Vieillissement et handicap

  • Nous faciliterons l’accès au logement social ou inclusif.
  • Les bailleurs sociaux devront identifier les logements adaptés pour les personnes handicapées et les personnes vieillissantes de leur parc (logements en rez-de-chaussée accessibles sans marche depuis le trottoir par exemple) et rendre cette liste transparente.
  • Les bailleurs sociaux devront proposer des solutions de relogement aux personnes handicapées et vieillissantes dont le logement social n'est plus adapté, ou bien faire des travaux dans ces logements (par exemple changer une baignoire en douche, adapter le mobilier de la cuisine,...).

Aides au logement

  • Nous créerons un versement social unique et automatique pour lutter contre le non-recours aux aides sociales.
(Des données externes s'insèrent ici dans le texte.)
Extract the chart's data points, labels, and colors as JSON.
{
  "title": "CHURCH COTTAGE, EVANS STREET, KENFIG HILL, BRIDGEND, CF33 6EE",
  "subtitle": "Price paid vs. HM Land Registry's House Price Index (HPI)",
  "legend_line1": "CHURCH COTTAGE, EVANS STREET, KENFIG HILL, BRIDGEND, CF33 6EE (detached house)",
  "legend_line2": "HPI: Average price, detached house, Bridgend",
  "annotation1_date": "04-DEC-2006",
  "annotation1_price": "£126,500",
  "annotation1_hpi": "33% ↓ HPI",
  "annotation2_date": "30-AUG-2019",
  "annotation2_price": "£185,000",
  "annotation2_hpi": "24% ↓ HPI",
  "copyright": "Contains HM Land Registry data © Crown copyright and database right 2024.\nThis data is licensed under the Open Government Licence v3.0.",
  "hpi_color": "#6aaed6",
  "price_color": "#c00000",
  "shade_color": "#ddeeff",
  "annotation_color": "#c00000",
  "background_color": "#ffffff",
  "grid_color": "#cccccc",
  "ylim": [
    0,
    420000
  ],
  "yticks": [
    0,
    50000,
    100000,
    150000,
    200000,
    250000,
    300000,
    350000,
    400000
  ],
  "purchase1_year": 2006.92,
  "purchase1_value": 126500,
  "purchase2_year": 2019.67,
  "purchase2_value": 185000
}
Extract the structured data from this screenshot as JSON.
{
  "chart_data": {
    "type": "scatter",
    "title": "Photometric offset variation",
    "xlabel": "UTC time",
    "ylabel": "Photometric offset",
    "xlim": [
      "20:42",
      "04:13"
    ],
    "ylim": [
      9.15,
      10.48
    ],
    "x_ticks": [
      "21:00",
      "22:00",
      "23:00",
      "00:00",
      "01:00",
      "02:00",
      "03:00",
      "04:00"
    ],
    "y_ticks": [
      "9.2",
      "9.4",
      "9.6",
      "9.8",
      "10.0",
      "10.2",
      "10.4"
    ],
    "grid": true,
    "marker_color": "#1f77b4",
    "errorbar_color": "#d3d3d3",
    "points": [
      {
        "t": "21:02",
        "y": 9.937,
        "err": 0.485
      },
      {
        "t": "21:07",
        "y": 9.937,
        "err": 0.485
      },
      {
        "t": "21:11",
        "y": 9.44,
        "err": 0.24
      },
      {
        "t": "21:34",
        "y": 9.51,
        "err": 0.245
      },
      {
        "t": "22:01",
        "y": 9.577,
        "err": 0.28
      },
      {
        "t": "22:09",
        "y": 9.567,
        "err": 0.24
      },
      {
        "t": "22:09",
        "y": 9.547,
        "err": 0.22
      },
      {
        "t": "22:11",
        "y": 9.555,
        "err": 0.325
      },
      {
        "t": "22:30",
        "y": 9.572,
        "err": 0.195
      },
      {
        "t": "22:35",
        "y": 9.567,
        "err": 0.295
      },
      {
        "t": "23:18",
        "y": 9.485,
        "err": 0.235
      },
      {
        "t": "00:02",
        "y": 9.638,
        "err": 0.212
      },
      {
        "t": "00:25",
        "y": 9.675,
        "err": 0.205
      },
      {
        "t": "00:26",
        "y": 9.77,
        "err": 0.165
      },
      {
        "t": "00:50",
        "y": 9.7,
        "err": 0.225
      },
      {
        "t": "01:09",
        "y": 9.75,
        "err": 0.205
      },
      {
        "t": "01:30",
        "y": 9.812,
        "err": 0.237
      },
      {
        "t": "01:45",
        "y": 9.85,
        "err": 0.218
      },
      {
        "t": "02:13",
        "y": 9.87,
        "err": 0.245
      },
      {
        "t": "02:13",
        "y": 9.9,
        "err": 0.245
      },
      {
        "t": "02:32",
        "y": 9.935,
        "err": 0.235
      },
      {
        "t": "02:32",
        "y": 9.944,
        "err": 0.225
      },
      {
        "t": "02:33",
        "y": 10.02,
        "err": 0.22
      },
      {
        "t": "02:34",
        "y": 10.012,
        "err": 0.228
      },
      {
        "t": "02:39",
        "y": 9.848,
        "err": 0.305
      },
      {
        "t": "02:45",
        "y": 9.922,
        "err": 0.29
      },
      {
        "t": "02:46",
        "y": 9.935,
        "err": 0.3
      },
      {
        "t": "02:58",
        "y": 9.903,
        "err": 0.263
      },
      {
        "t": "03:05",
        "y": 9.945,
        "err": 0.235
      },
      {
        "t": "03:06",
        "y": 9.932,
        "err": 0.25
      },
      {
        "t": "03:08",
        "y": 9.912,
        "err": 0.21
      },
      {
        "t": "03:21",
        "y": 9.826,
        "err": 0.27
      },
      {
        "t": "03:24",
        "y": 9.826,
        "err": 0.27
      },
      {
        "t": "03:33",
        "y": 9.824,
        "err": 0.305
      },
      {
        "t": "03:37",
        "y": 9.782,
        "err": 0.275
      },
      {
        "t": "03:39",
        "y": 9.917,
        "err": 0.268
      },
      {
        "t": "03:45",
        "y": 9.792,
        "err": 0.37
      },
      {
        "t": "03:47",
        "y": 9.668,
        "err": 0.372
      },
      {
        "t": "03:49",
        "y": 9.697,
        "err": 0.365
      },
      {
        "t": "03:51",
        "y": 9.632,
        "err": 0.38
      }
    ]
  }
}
Toutes les prestations (APL, RSA, prime d’activité etc…) seront versées automatiquement le même jour du mois, un trimestre au plus tard après la constatation des revenus (contre jusqu’à deux ans aujourd’hui), pour que chacun puisse toucher aussi vite que possible ce à quoi il a droit. Plus de 12 millions de foyers seront concernés, soit près de la moitié de la population française.

Rénovation urbaine

  • Nous amplifierons le programme de rénovation urbaine en le portant à 10 milliards d'euros, permettant ainsi de répondre aux enjeux des 450 quartiers retenus.
  • Nous construirons des logements à bas loyers ailleurs que dans les quartiers où ils sont aujourd'hui concentrés, nous proposerons des relogements à l'échelle intercommunale et mobiliserons dans cet objectif tous les bailleurs sociaux.
  • Nous renforcerons le lien entre politique urbaine et autres politiques publiques (emploi et développement économique, éducation, santé, cohésion sociale...).
  • Nous créerons des "emplois francs" pour les habitants des quartiers sensibles. Nous ne pouvons pas nous contenter d’emplois aidés, qui ne mènent souvent nulle part : la priorité doit rester l’accès à l’emploi marchand. Il faut faire sauter les verrous, les tabous, les discriminations. Lorsqu’une entreprise, où qu’elle soit située, embauchera un habitant des quartiers prioritaires de la politique de la ville en CDI, elle bénéficiera d’une prime de 15 000 euros, étalée sur les trois premières années : ce sera comme si elle ne payait plus de charges ! En CDD, une prime de 5000 euros sur les deux premières années.

Transition énergétique

  • (…) nous engagerons un vaste plan de rénovation des logements. (…) Cette ambition concerne tout le territoire : les zones tendues, mais aussi les zones détendues, marquées par une dévitalisation des centres-villes, où l’enjeu prioritaire est la rénovation plutôt que la construction.
  • Nous proposerons un audit gratuit à tous les propriétaires occupants en situation de précarité énergétique : maisons en zone rurale, pavillons du périurbain, copropriétés où les travaux ont été trop longtemps repoussés.
  • Nous viserons la rénovation de la moitié des logements-passoires dès 2022, afin de diminuer les émissions et de faire baisser les charges (électricité, fioul, gaz). Les passoires énergétiques seront interdites de location à compter de 2025. À cette fin, via un fonds public, nous prendrons intégralement en charge les travaux des propriétaires les plus précaires, avec un remboursement au moment de la vente du bien.
  • Nous permettrons à tous de pouvoir réaliser les travaux nécessaires, notamment à ceux qui n’ont pas aujourd’hui toutes les ressources pour investir. Nous transformerons le Crédit d’Impôt Transition Energétique (CITE) en prime immédiatement perceptible au moment des travaux et non l'année suivante, ce qui favorisait les ménages les plus aisés : ainsi, ceux qui engagent des travaux ne seront pas soutenus par l’État un an après leur décision, mais dès le moment où ils commencent leurs travaux.
  • Nous encouragerons l'association des travaux de maintien à domicile des personnes âgées avec les travaux de rénovation énergétique.

Fiscalité locale

  • Nous exonèrerons 4 Français sur 5 de la taxe d’habitation. Concrètement, dès 2020, un couple avec deux enfants, dont le revenu fiscal de référence est de 5 000 euros par mois, sera entièrement exonéré. Mais cette mesure ne grèvera en rien le budget des collectivités territoriales. Leurs ressources seront sanctuarisées : l’État paiera la taxe d’habitation en lieu et place des ménages. 10 milliards d’euros y seront consacrés chaque année.